Since then, the Diablo Trust has enjoyed additional success, including the development of a full environmental impact statement (EIS), backed by the Diablo Trust collaborators, that was presented to the Forest Service when the 10-year grazing permits for the two ranches came due.

“Doing an EIS was very innovative,” Judy says. “To my knowledge, it had never been done before. Six years of work and 650 pages. Needless to say, it has substance to it! We refer back to it all the time when we go out to do a project or talk to people about whatever issue comes up.”

It was also instrumental in keeping the two ranches viable. “We were able to maintain our permits, which could have had a big cut,” Kit says. “Then, we would really have had only one choice, and that would have been to start selling off (private land).”

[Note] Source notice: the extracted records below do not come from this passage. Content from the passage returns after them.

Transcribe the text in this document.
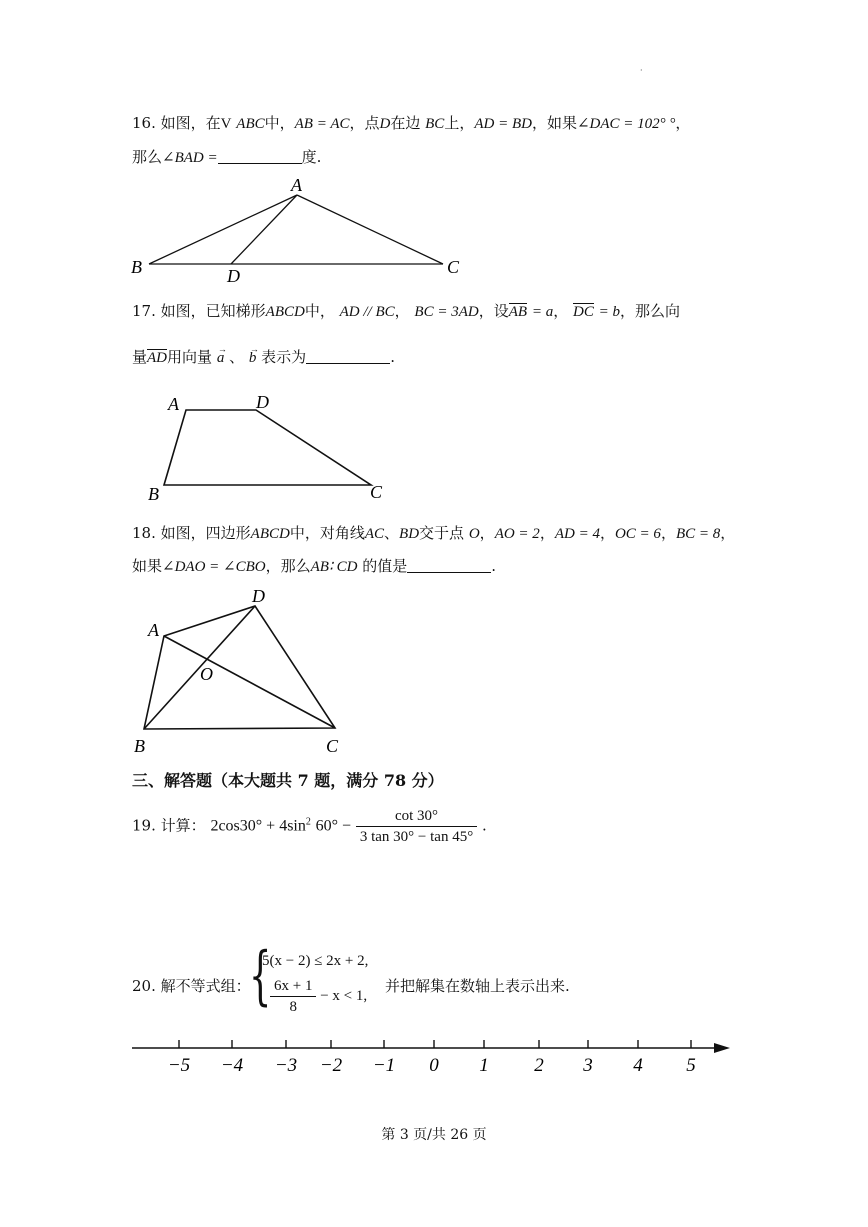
·
16. 如图，在V ABC中，AB = AC，点D在边 BC上，AD = BD，如果∠DAC = 102° °，
那么∠BAD =	度.
A
B	D	C
17. 如图，已知梯形ABCD中， AD // BC， BC = 3AD，设AB = a， DC = b，那么向
量AD用向量 → a 、 → b 表示为	.
A	D
B	C
18. 如图，四边形ABCD中，对角线AC、BD交于点 O，AO = 2，AD = 4，OC = 6，BC = 8，
如果∠DAO = ∠CBO，那么AB∶ CD 的值是	.
D
A
O
B	C
三、解答题（本大题共 7 题，满分 78 分）
19. 计算： $2\cos 30^\circ + 4\sin^2$ $60^\circ - \frac{\cot 30^\circ}{3 \tan 30^\circ - \tan 45^\circ}$ .
20. 解不等式组：
{
5(x − 2) ≤ 2x + 2,
$\frac{6x + 1}{8} - x < 1$,
并把解集在数轴上表示出来.
−5 −4 −3 −2 −1 0 1 2 3 4 5
第 3 页/共 26 页
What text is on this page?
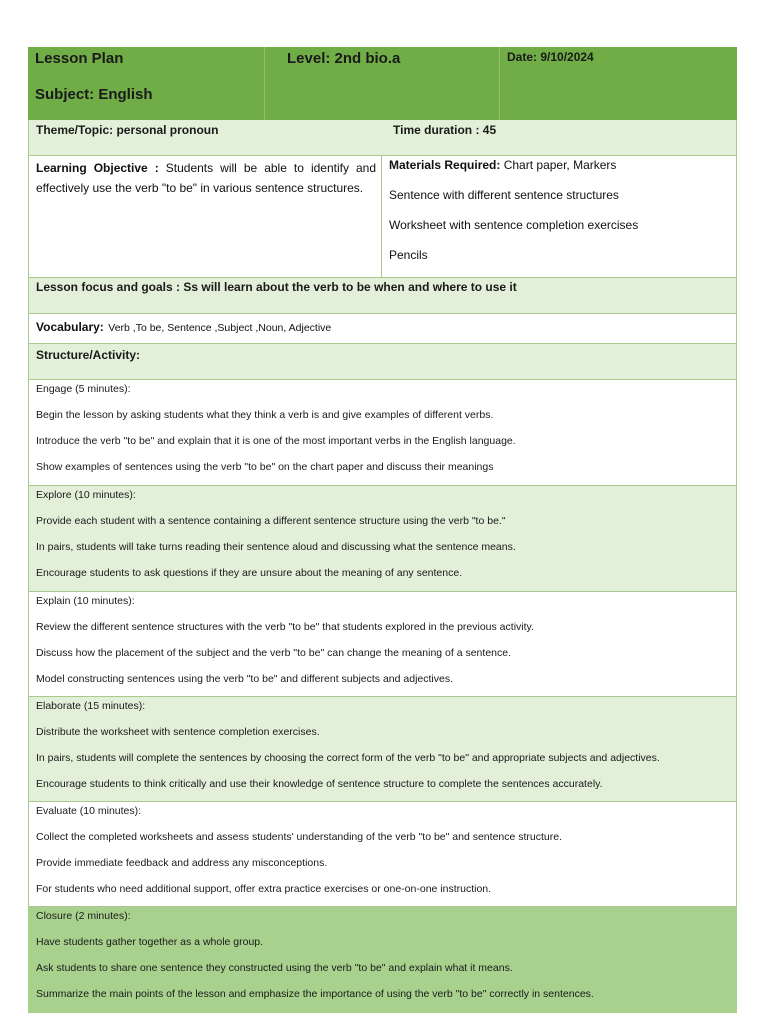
Lesson Plan
Subject: English
Level: 2nd bio.a	Date: 9/10/2024
Theme/Topic: personal pronoun	Time duration : 45
Learning Objective : Students will be able to identify and effectively use the verb "to be" in various sentence structures.
Materials Required: Chart paper, Markers
Sentence with different sentence structures
Worksheet with sentence completion exercises
Pencils
Lesson focus and goals : Ss will learn about the verb to be when and where to use it
Vocabulary: Verb ,To be, Sentence ,Subject ,Noun, Adjective
Structure/Activity:
Engage (5 minutes):
Begin the lesson by asking students what they think a verb is and give examples of different verbs.
Introduce the verb "to be" and explain that it is one of the most important verbs in the English language.
Show examples of sentences using the verb "to be" on the chart paper and discuss their meanings
Explore (10 minutes):
Provide each student with a sentence containing a different sentence structure using the verb "to be."
In pairs, students will take turns reading their sentence aloud and discussing what the sentence means.
Encourage students to ask questions if they are unsure about the meaning of any sentence.
Explain (10 minutes):
Review the different sentence structures with the verb "to be" that students explored in the previous activity.
Discuss how the placement of the subject and the verb "to be" can change the meaning of a sentence.
Model constructing sentences using the verb "to be" and different subjects and adjectives.
Elaborate (15 minutes):
Distribute the worksheet with sentence completion exercises.
In pairs, students will complete the sentences by choosing the correct form of the verb "to be" and appropriate subjects and adjectives.
Encourage students to think critically and use their knowledge of sentence structure to complete the sentences accurately.
Evaluate (10 minutes):
Collect the completed worksheets and assess students' understanding of the verb "to be" and sentence structure.
Provide immediate feedback and address any misconceptions.
For students who need additional support, offer extra practice exercises or one-on-one instruction.
Closure (2 minutes):
Have students gather together as a whole group.
Ask students to share one sentence they constructed using the verb "to be" and explain what it means.
Summarize the main points of the lesson and emphasize the importance of using the verb "to be" correctly in sentences.
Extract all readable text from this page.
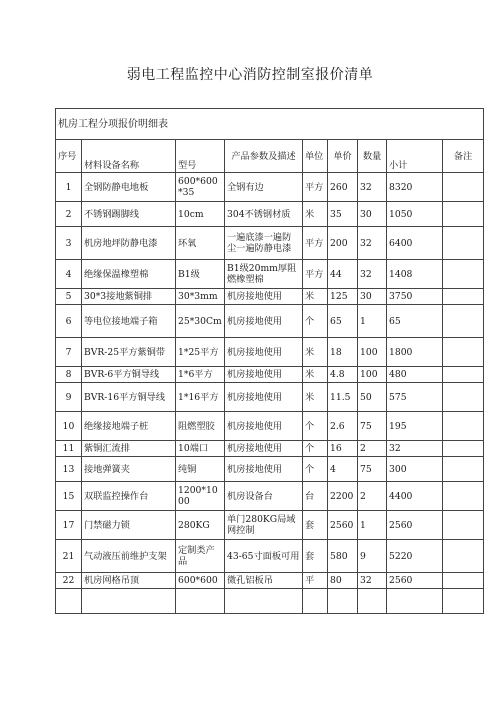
弱电工程监控中心消防控制室报价清单
机房工程分项报价明细表								
序号	材料设备名称	型号	产品参数及描述	单位	单价	数量	小计	备注
1	全钢防静电地板	600*600*35	全钢有边	平方	260	32	8320	
2	不锈钢踢脚线	10cm	304不锈钢材质	米	35	30	1050	
3	机房地坪防静电漆	环氧	一遍底漆一遍防尘一遍防静电漆	平方	200	32	6400	
4	绝缘保温橡塑棉	B1级	B1级20mm厚阻燃橡塑棉	平方	44	32	1408	
5	30*3接地紫铜排	30*3mm	机房接地使用	米	125	30	3750	
6	等电位接地端子箱	25*30Cm	机房接地使用	个	65	1	65	
7	BVR-25平方紫铜带	1*25平方	机房接地使用	米	18	100	1800	
8	BVR-6平方铜导线	1*6平方	机房接地使用	米	4.8	100	480	
9	BVR-16平方铜导线	1*16平方	机房接地使用	米	11.5	50	575	
10	绝缘接地端子桩	阻燃塑胶	机房接地使用	个	2.6	75	195	
11	紫铜汇流排	10端口	机房接地使用	个	16	2	32	
13	接地弹簧夹	纯铜	机房接地使用	个	4	75	300	
15	双联监控操作台	1200*1000	机房设备台	台	2200	2	4400	
17	门禁磁力锁	280KG	单门280KG局域网控制	套	2560	1	2560	
21	气动液压前维护支架	定制类产品	43-65寸面板可用	套	580	9	5220	
22	机房网格吊顶	600*600	微孔铝板吊	平	80	32	2560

However, because the private land is intermingled with public land, that would break up the open space that many public land users cherish. “So we had a lot of people help on that issue, a lot of support to maintain it as a working ranch and keep it open space, keep the wildlife values,” she says. “They could see the writing on the wall because Arizona has been subdivided so much.”

The Diablo Trust’s latest effort is called CROP, for Coordinated Resource Operational Plan. “The agencies have a real revolving door of people,” Kit says. “Just about the time you get them on board and they understand what you’re doing, they move up the ladder,” Judy adds. “And you start all over again with a new person.”

So the Diablo Trust produced a document that contains maps and a history of the projects they’ve been working on over the years. When new staff comes on board, they’re handed a copy of the document to get them up to speed with the trust’s past, present and future.

In the meantime, the Diablo Trust will continue to be an industry trailblazer as it works collaboratively to keep the “new” West, with its various and often conflicting philosophies, a place where ranches can still call home.